It may sound weird but I really like playing with software that simulates distributions – it probably comes from when I had a semester free at Uni and simply took subjects that looked interesting. One of the ones I dropped into was Mathematical Ecology which is largely the mathematics of natural distributions. I found it to be surprisingly interesting and since it involved no fieldwork and no one lecturing me as to why we shouldn’t treat possums as vermin and be able to either shoot them or drown them in a wheelie bin it was pretty much perfect. Since then I have always viewed any system I encounter through the lens of much of what I learnt in this course and I have found markets to be wonderful subjects for analysis. Which is why I like modelling coin tosses – their variation based upon some tiny changes in initial conditions make for wonderfully diverse outcomes.

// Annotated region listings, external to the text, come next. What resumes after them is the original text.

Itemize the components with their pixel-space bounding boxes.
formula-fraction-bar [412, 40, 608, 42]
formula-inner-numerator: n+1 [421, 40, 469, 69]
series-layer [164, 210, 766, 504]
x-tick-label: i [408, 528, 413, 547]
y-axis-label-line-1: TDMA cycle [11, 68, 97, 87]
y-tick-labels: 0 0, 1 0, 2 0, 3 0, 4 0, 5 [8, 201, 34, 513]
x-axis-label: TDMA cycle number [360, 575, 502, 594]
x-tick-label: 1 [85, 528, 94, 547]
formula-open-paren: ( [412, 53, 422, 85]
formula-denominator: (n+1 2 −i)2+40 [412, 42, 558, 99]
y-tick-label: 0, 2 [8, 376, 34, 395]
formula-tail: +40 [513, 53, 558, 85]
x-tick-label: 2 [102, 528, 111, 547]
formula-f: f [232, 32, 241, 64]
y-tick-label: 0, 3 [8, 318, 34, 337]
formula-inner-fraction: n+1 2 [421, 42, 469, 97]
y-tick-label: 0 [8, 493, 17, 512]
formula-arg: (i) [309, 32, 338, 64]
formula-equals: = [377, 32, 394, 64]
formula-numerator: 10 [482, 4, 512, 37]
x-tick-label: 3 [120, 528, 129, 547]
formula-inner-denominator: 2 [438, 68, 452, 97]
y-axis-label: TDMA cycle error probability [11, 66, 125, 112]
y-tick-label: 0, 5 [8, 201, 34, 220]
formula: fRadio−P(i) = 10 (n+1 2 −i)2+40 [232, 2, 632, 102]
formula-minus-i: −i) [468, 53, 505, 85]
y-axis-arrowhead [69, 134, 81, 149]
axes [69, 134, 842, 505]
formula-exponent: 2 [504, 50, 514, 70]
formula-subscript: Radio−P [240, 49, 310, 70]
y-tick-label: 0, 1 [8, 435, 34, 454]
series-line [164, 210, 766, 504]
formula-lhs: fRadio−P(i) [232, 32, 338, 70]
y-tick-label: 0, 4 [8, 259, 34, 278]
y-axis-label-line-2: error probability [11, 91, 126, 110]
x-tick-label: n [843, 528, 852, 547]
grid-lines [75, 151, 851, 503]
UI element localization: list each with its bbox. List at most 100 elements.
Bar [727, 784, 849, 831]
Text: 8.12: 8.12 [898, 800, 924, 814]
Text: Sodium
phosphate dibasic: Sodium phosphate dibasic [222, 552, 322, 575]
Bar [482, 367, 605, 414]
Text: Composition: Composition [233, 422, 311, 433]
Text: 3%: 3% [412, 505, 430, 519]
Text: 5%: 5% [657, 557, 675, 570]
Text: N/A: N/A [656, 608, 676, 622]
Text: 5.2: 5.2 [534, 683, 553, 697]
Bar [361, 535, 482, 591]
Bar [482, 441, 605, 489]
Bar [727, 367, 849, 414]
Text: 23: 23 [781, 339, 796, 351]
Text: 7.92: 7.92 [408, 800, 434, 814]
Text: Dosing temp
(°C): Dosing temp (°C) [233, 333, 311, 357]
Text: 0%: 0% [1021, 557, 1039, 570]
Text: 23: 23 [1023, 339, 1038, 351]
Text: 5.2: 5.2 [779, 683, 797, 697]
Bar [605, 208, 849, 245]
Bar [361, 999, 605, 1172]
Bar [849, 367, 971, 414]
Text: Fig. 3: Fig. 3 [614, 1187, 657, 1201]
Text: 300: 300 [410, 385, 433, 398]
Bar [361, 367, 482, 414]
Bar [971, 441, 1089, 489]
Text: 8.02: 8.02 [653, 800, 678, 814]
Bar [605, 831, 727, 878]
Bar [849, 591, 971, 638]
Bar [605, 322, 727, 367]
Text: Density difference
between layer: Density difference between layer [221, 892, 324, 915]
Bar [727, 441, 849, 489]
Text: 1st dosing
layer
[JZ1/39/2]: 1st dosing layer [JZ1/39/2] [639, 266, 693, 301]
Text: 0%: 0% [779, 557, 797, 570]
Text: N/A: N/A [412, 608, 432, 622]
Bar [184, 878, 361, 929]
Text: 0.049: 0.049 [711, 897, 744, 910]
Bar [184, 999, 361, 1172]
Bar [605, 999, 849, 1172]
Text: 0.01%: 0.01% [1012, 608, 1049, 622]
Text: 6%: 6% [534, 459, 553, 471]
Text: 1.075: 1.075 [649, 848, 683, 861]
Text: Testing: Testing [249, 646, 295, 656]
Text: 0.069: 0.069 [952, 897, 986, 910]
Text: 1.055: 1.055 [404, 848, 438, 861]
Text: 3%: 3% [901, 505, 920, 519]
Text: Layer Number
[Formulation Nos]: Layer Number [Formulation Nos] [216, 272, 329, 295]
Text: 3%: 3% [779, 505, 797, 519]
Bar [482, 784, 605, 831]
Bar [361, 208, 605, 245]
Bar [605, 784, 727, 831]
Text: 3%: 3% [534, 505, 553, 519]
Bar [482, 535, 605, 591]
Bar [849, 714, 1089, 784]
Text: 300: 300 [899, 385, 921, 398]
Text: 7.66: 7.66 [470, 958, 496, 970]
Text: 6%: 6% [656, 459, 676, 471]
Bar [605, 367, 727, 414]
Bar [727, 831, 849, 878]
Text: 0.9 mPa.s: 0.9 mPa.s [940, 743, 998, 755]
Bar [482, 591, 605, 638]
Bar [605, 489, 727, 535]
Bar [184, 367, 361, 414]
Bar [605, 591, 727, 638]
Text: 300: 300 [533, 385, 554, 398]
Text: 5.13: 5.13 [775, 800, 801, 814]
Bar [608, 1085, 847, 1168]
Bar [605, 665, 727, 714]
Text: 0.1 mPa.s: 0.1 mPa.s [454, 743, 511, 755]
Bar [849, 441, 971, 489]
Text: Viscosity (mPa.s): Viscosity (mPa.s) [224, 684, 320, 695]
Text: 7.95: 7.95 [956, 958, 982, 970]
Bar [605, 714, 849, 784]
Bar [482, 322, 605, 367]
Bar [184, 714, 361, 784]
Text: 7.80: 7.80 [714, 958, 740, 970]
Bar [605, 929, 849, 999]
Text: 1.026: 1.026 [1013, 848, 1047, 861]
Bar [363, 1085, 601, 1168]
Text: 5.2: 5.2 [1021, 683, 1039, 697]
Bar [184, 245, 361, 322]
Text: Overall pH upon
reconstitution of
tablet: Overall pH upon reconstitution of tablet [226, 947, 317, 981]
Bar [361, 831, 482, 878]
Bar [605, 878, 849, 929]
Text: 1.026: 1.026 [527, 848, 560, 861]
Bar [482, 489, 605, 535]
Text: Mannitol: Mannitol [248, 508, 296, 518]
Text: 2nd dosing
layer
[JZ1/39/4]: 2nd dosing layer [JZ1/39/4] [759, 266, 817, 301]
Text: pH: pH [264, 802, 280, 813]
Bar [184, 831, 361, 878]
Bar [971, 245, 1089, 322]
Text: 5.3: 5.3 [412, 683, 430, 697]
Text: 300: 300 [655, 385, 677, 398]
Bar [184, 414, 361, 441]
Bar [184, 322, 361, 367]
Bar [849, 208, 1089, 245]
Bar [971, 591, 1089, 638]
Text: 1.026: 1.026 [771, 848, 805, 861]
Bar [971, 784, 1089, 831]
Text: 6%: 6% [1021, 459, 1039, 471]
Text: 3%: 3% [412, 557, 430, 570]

Thus chart tracks the number of net heads over 10,000 iterations. Such things are wonderfully instructive because if I didnt tell you it was simply a distribution of coin tosses most would naturally see a price chart of some instrument. This is particularly true since I have plotted a moving average on the chart. Traders will see up trends, down trends, periods where price congests and all manner of things. What the chart highlights perfectly is the nature of clustering – you can see that there are clusters of heads and clusters of tails and this is useful because it serves to remind us that we operate at both the statistical whims of our system and of the market. LB and I have been doing a series of one day seminars recently that look at the problems that people who want to move to full time trader encounter and some of the potential solutions to those problems. One of the biggest problems we encounter is that new traders simply dont believe that they will encounter losing periods and if they do they think that their losing streak might be two or three trades before they are back on their way. If we think of the chart above as the number of losing trades you might have in a given period you can see that the ruthlessness of statistics tells a different story.
It is probably fair to say that in some way we all believe ourselves immune from population statistics. I am certain that the majority of smokers who develop lung cancer are surprised at their diagnosis. Yet it is known 90% of all lung cancer patients were smokers and that smoking causes 1 in 5 cancer deaths in Australia. Despite these horrible statistics many believe they are immune. Undoubtedly they are devastated when their shield of invulnerability is pieced by reality. Decades ago when I first encountered this problem I dubbed this phenomena the myth of individual specialness. Each person believes that they are a special case and therefore exempt from the impact of large scale statistical measures. Traders are no different, the majority believe that they will never have streaks of losing trades and never enter drawdown. Unfortunately, this naivety is wonderful fodder for those out there who run one day seminars telling people that they can quit their day job and makes $100,000 with a $10,000 bank trading cryptocurrencies.
Trading is a simple profession, you spend most of your time trying not to go broke whilst waiting for the next big win. During the wait you are constantly reminded you are not that special.